Slaughter heifers are taken care of on the Korpi farm in the same way as the other cows.

“Good care and good food. Lots of straw forage in addition to silage,” the couple summarises.

For the Korpis, making dry hay is an easy decision. “It's hard manual labour, but dry hay makes up a very important part of feeding on our farm. It has fibre and not too much nutrients. It's a real health food.”

 Even though the steak prize was an extraordinary tribute, the Korpi farm is used to accepting trophies and plaques. “We've had a total of eight cows with a lifetime production of over 100,000 litres. I'm not sure if there are any other farms in Lapland with that many,” Hannu says.

 Clearly defined responsibilities make work easier

 There is a clear division of labour between the three farmers, which is what makes the whole thing work.

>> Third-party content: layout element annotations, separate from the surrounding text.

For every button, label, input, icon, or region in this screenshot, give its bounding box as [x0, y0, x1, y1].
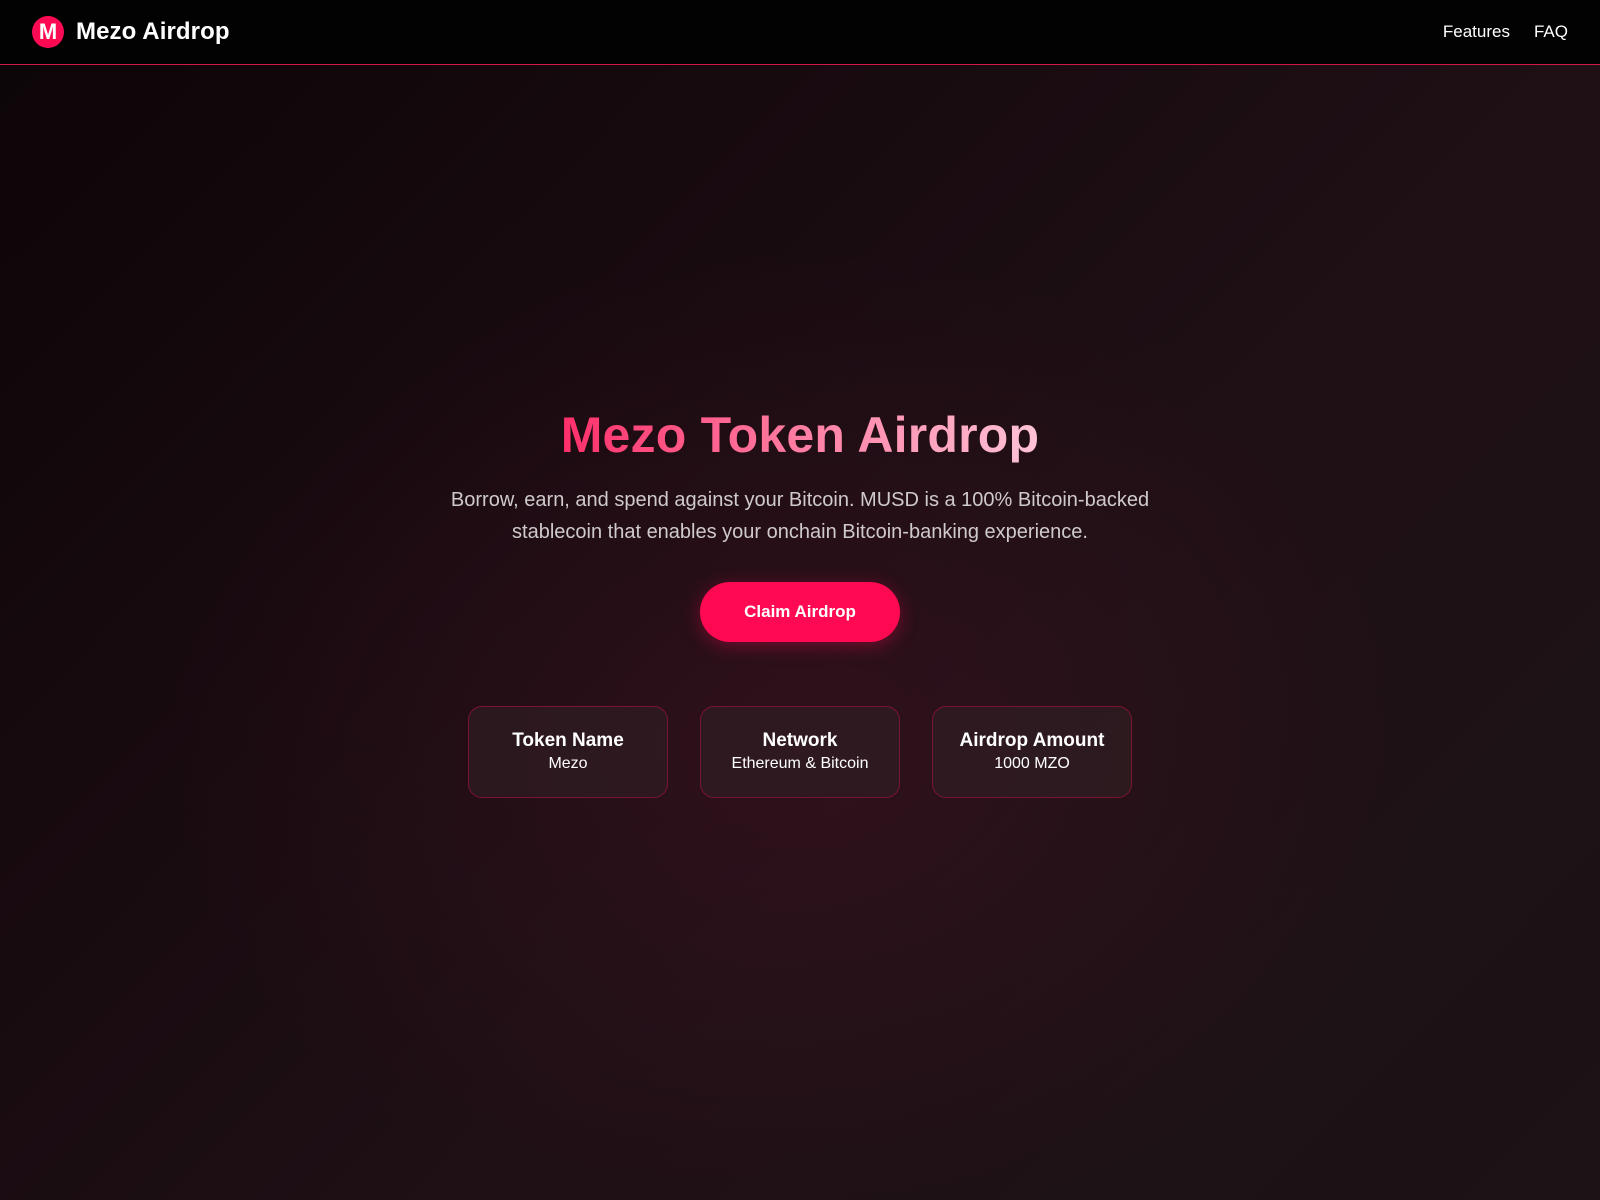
info-card-value: Mezo — [548, 755, 588, 772]
mezo-logo-icon: M — [32, 16, 64, 48]
info-card-title: Airdrop Amount — [959, 730, 1105, 751]
hero-subtitle: Borrow, earn, and spend against your Bit… — [450, 489, 1150, 543]
hero-title: Mezo Token Airdrop — [561, 400, 1040, 470]
info-card-value: Ethereum & Bitcoin — [731, 755, 869, 772]
info-card-title: Network — [762, 730, 838, 751]
info-card-value: 1000 MZO — [994, 755, 1070, 772]
info-card-title: Token Name — [512, 730, 624, 751]
brand[interactable]: M Mezo Airdrop — [32, 16, 230, 48]
info-cards: Token Name Mezo Network Ethereum & Bitco… — [468, 706, 1132, 798]
nav-link-faq[interactable]: FAQ — [1534, 22, 1568, 42]
claim-airdrop-button[interactable]: Claim Airdrop — [700, 582, 900, 642]
info-card-token-name: Token Name Mezo — [468, 706, 668, 798]
nav-link-features[interactable]: Features — [1443, 22, 1510, 42]
brand-name: Mezo Airdrop — [76, 18, 230, 45]
info-card-network: Network Ethereum & Bitcoin — [700, 706, 900, 798]
nav-links: Features FAQ — [1443, 22, 1568, 42]
top-navbar: M Mezo Airdrop Features FAQ — [0, 0, 1600, 65]
hero-section: Mezo Token Airdrop Borrow, earn, and spe… — [0, 400, 1600, 798]
info-card-airdrop-amount: Airdrop Amount 1000 MZO — [932, 706, 1132, 798]
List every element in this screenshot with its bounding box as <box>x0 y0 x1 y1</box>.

“We all work in the barn and have our own assigned cows. I have more responsibility for the cattle and paperwork. Jussi manages the field crops and takes care of the related fertilizer plans and paperwork. Hannu is responsible for the machines and equipment and stays clear of the paperwork,” Merja says with a laugh.

 “The plan is that in the future we could also sometimes cover for each other, leaving us more free-time. In both families the children are hobby enthusiasts, so driving around takes a chunk out of our time.”

 The menu at Hannu's 50th birthday in June featured meat soup made out of the meat of their own cow.

“Yes, people did ask for the recipe,” Merja says with a secretive smile.